This isn't my story but my recently deceased uncle, whom I'll call "Sean". "Sean" is my late mother's younger brother and when I was in Eire back in '94 my uncle "Sean" told me this story.
"Sean" was born in Northern Ireland, Ulster as it's also known, or in in Irish, Uliad. Uncle "Sean" was a very religious, very Catholic, man. Prayed all his life. He had always wanted to be a priest and he would've made a fine one, but my grandfather was against it and trained "Sean" to have a trade. He was a glazier. Everyone in my mother's clan had a trade, even though they were working class Catholics and the Protestants refused to hire Catholics, my grandfather made sure that they had a damned good trade to fall back upon.
Anyway, getting back to the tale. "Sean" when he was fifteen, decided to run away from home and become a priest (odd, he didn't run off to join a circus... Unless being a priest is a part of a circus, who knows?) We had a priest in the family, a man who had experiences with the supernatural, he was a well-known exorcist in Belfast, even the Prods held him in high respect. He's another story for another day, my Great uncle Father M.
"Sean" started making his way towards the Free State, as the Republic of Ireland was known in the 30's. This one night poor "Sean" found himself stranded on a cold, dark lonely back road he took for some odd reason. The night was dark and getting cold, bit of rain drizzling as he made his way along the lonely road. There was bogland all round, towering dark mountains ridges looming as the rain drifted across the moor.
"Sean" saw a shape of a building, which turned out to be an old abandoned church. There were plenty about in Ireland. I've seen a few myself when I was there. "Sean" had no choice but to try and find a way in since the door was bricked over, even where the old stained glass windows should've been were bricked over with creeping ivy over the arches. He found a way in through the old vestry, where then he found himself inside the church. In the gloom he could just make out the pews and, of course, the alter and an old worn out looking cross.
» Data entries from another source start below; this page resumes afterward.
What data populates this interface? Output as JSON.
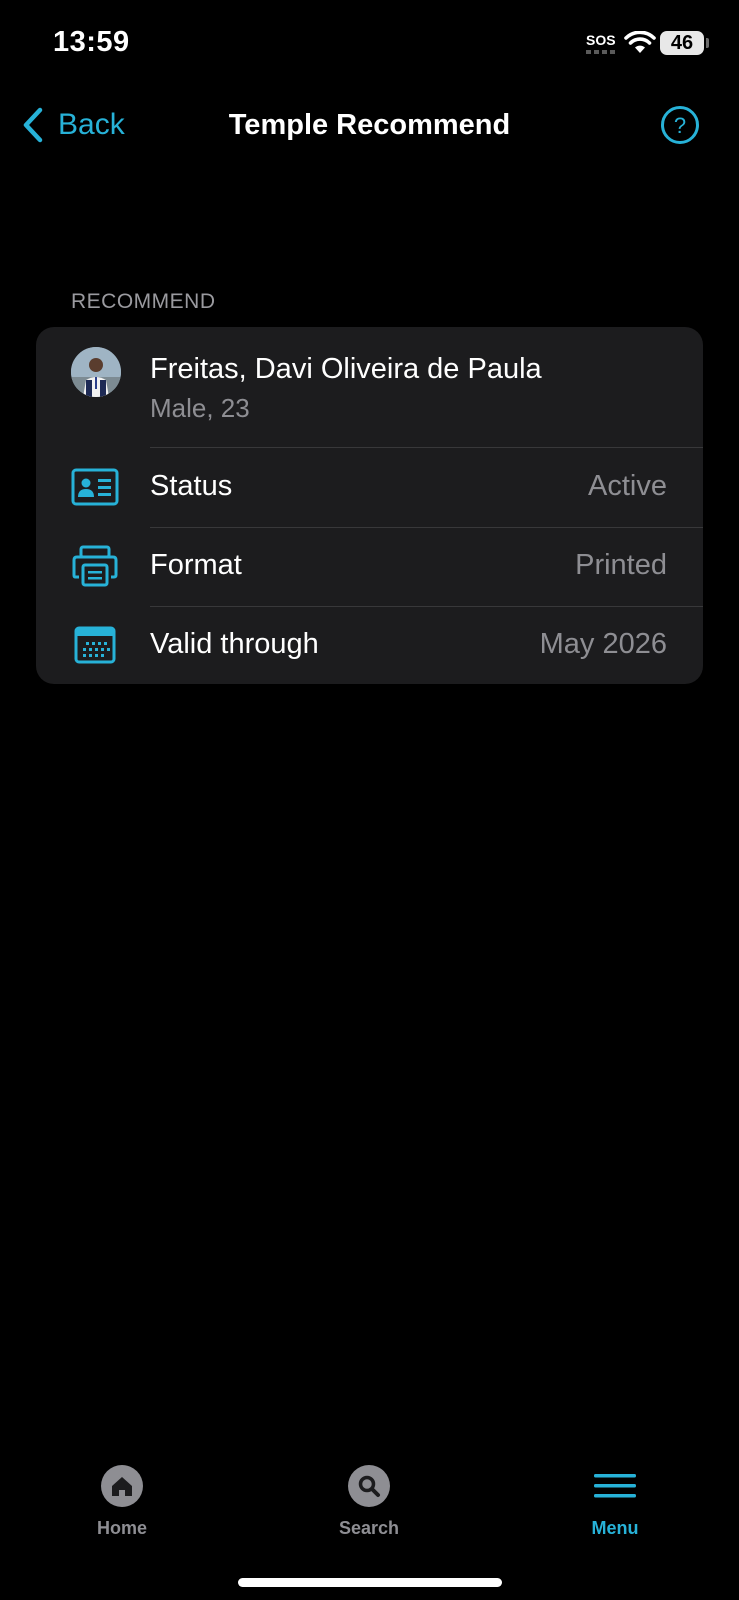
{
  "status_bar": {
    "time": "13:59",
    "sos": "SOS",
    "battery": "46"
  },
  "nav": {
    "back_label": "Back",
    "title": "Temple Recommend",
    "help_icon": "question-circle-icon"
  },
  "section": {
    "header": "RECOMMEND"
  },
  "person": {
    "name": "Freitas, Davi Oliveira de Paula",
    "details": "Male, 23"
  },
  "rows": [
    {
      "icon": "id-card-icon",
      "label": "Status",
      "value": "Active"
    },
    {
      "icon": "printer-icon",
      "label": "Format",
      "value": "Printed"
    },
    {
      "icon": "calendar-icon",
      "label": "Valid through",
      "value": "May 2026"
    }
  ],
  "tabs": [
    {
      "icon": "home-icon",
      "label": "Home"
    },
    {
      "icon": "search-icon",
      "label": "Search"
    },
    {
      "icon": "menu-icon",
      "label": "Menu",
      "active": true
    }
  ],
  "colors": {
    "accent": "#27b2d8",
    "background": "#000000",
    "card": "#1c1c1e",
    "secondary_text": "#8e8e93"
  }
}
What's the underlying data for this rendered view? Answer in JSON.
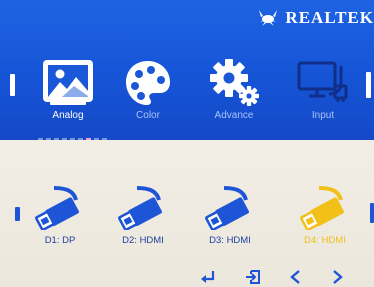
{
  "brand": {
    "name": "REALTEK"
  },
  "main_menu": {
    "items": [
      {
        "label": "Analog",
        "icon": "image-icon"
      },
      {
        "label": "Color",
        "icon": "palette-icon"
      },
      {
        "label": "Advance",
        "icon": "gear-icon"
      },
      {
        "label": "Input",
        "icon": "input-source-icon"
      }
    ],
    "active_index": 0
  },
  "page_indicator": {
    "count": 9,
    "active_index": 6
  },
  "input_sources": {
    "items": [
      {
        "label": "D1: DP",
        "icon": "cable-plug-icon"
      },
      {
        "label": "D2: HDMI",
        "icon": "cable-plug-icon"
      },
      {
        "label": "D3: HDMI",
        "icon": "cable-plug-icon"
      },
      {
        "label": "D4: HDMI",
        "icon": "cable-plug-icon"
      }
    ],
    "selected_index": 3
  },
  "nav_hints": [
    "enter-icon",
    "exit-icon",
    "chevron-left-icon",
    "chevron-right-icon"
  ],
  "colors": {
    "top_bg": "#1654d6",
    "bottom_bg": "#efebe2",
    "icon_blue": "#1d55d6",
    "selected_yellow": "#f2c018"
  }
}
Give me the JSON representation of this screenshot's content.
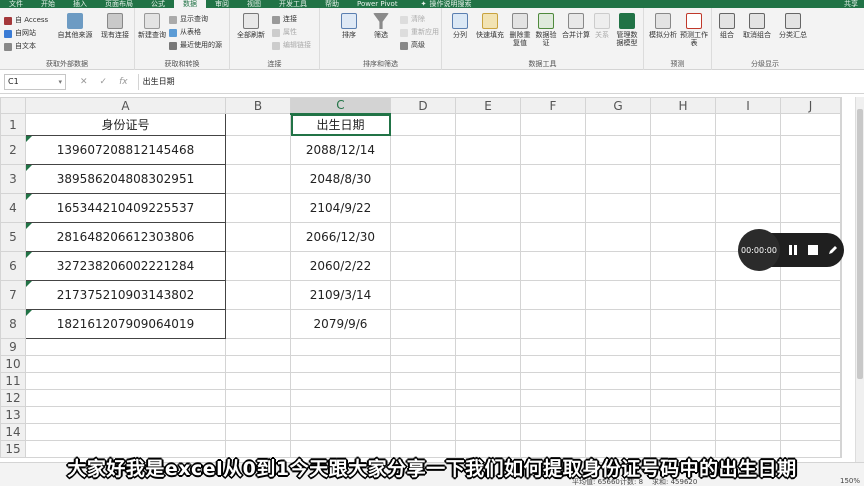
{
  "colors": {
    "accent": "#217346",
    "recorder": "#1f1f1f"
  },
  "tabs": [
    "文件",
    "开始",
    "插入",
    "页面布局",
    "公式",
    "数据",
    "审阅",
    "视图",
    "开发工具",
    "帮助",
    "Power Pivot"
  ],
  "active_tab": "数据",
  "tell_me": "操作说明搜索",
  "share": "共享",
  "ribbon": {
    "get_external": {
      "label": "获取外部数据",
      "access": "自 Access",
      "web": "自网站",
      "text": "自文本",
      "other": "自其他来源",
      "existing": "现有连接"
    },
    "transform": {
      "label": "获取和转换",
      "new_query": "新建查询",
      "show_queries": "显示查询",
      "from_table": "从表格",
      "recent": "最近使用的源"
    },
    "connections": {
      "label": "连接",
      "refresh_all": "全部刷新",
      "connections": "连接",
      "properties": "属性",
      "edit_links": "编辑链接"
    },
    "sort_filter": {
      "label": "排序和筛选",
      "sort": "排序",
      "filter": "筛选",
      "clear": "清除",
      "reapply": "重新应用",
      "advanced": "高级"
    },
    "data_tools": {
      "label": "数据工具",
      "split": "分列",
      "flash_fill": "快速填充",
      "remove_dup": "删除重复值",
      "validation": "数据验证",
      "consolidate": "合并计算",
      "relations": "关系",
      "data_model": "管理数据模型"
    },
    "forecast": {
      "label": "预测",
      "what_if": "模拟分析",
      "forecast_sheet": "预测工作表"
    },
    "outline": {
      "label": "分级显示",
      "group": "组合",
      "ungroup": "取消组合",
      "subtotal": "分类汇总"
    }
  },
  "name_box": "C1",
  "formula": "出生日期",
  "columns": [
    "A",
    "B",
    "C",
    "D",
    "E",
    "F",
    "G",
    "H",
    "I",
    "J"
  ],
  "rows": [
    "1",
    "2",
    "3",
    "4",
    "5",
    "6",
    "7",
    "8",
    "9",
    "10",
    "11",
    "12",
    "13",
    "14",
    "15"
  ],
  "headers": {
    "a": "身份证号",
    "c": "出生日期"
  },
  "records": [
    {
      "id": "139607208812145468",
      "date": "2088/12/14"
    },
    {
      "id": "389586204808302951",
      "date": "2048/8/30"
    },
    {
      "id": "165344210409225537",
      "date": "2104/9/22"
    },
    {
      "id": "281648206612303806",
      "date": "2066/12/30"
    },
    {
      "id": "327238206002221284",
      "date": "2060/2/22"
    },
    {
      "id": "217375210903143802",
      "date": "2109/3/14"
    },
    {
      "id": "182161207909064019",
      "date": "2079/9/6"
    }
  ],
  "status": {
    "average": "平均值: 65660",
    "count": "计数: 8",
    "sum": "求和: 459620",
    "zoom": "150%"
  },
  "recorder": {
    "time": "00:00:00"
  },
  "subtitle": "大家好我是excel从0到1今天跟大家分享一下我们如何提取身份证号码中的出生日期"
}
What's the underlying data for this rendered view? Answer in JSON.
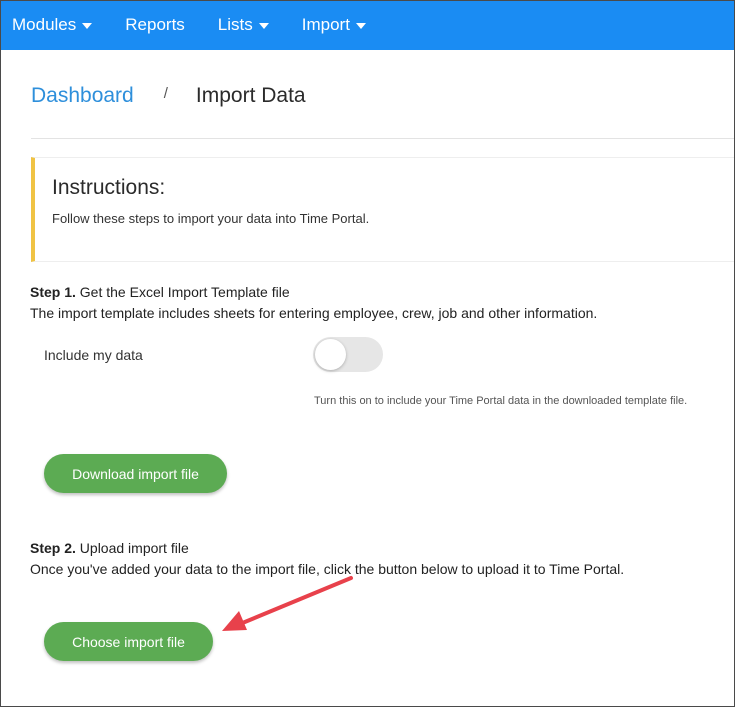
{
  "navbar": {
    "items": [
      {
        "label": "Modules",
        "dropdown": true
      },
      {
        "label": "Reports",
        "dropdown": false
      },
      {
        "label": "Lists",
        "dropdown": true
      },
      {
        "label": "Import",
        "dropdown": true
      }
    ],
    "color": "#1a8cf3"
  },
  "breadcrumb": {
    "home": "Dashboard",
    "separator": "/",
    "current": "Import Data"
  },
  "instructions": {
    "title": "Instructions:",
    "text": "Follow these steps to import your data into Time Portal."
  },
  "step1": {
    "label": "Step 1.",
    "title": "Get the Excel Import Template file",
    "description": "The import template includes sheets for entering employee, crew, job and other information.",
    "toggle_label": "Include my data",
    "toggle_on": false,
    "toggle_help": "Turn this on to include your Time Portal data in the downloaded template file.",
    "button_label": "Download import file"
  },
  "step2": {
    "label": "Step 2.",
    "title": "Upload import file",
    "description": "Once you've added your data to the import file, click the button below to upload it to Time Portal.",
    "button_label": "Choose import file"
  },
  "colors": {
    "accent": "#1a8cf3",
    "button": "#5cab53",
    "callout_border": "#f0c344",
    "annotation_arrow": "#e8414b"
  }
}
He found a pew to lie upon and get a decent night sleep.
He had little food and little warmth as he shivered that night when, around maybe two in the morning, he was woken by the sound of someone saying the rosary. My uncle "Sean" slowly sat up and there, he told me, was a young priest kneeling before the altar saying the Hail Mary and Art Father but in Irish. The young man was dressed like a priest, in his dark cassock, dark hair that was slowly going bald, and palish skin. He seemed to be weeping, my uncle told me, weeping for something.
Then he heard the priest asking: "is there anyone who could help to do my Celebration of the Mass?" My uncle, who was a head altar-boy in his youth, said: "Yes, Father, I will help you." And they performed the Celebration of the Mass. The young Priest, my uncle told me, then turned, faced him and smiled, bowed his head in thanks. The young priest said the Celebration of Mass then got up and walked into the old vestry. Uncle "Sean" followed him but he was nowhere to seen, the Priest that is.
Uncle "Sean" went back to the Church and thought about his descission of becoming a priest. He decided to go home.
My uncle made his way home back to Belfast and met up with my great uncle M who was a priest. "Sean" told Great Uncle M about the young priest and found out that the young priest committed a "sin", he fell in love with a nun. They were caught having sex. She was sent off to some nunnery in France or somewhere and he was punished by the local bishop. The punishment, Great Uncle Father M said, was sentenced by repeating his penances until he was freed by someone who knew how to service the church.
My unsuspecting uncle was him. That was just about the only ghost story he'd ever told me.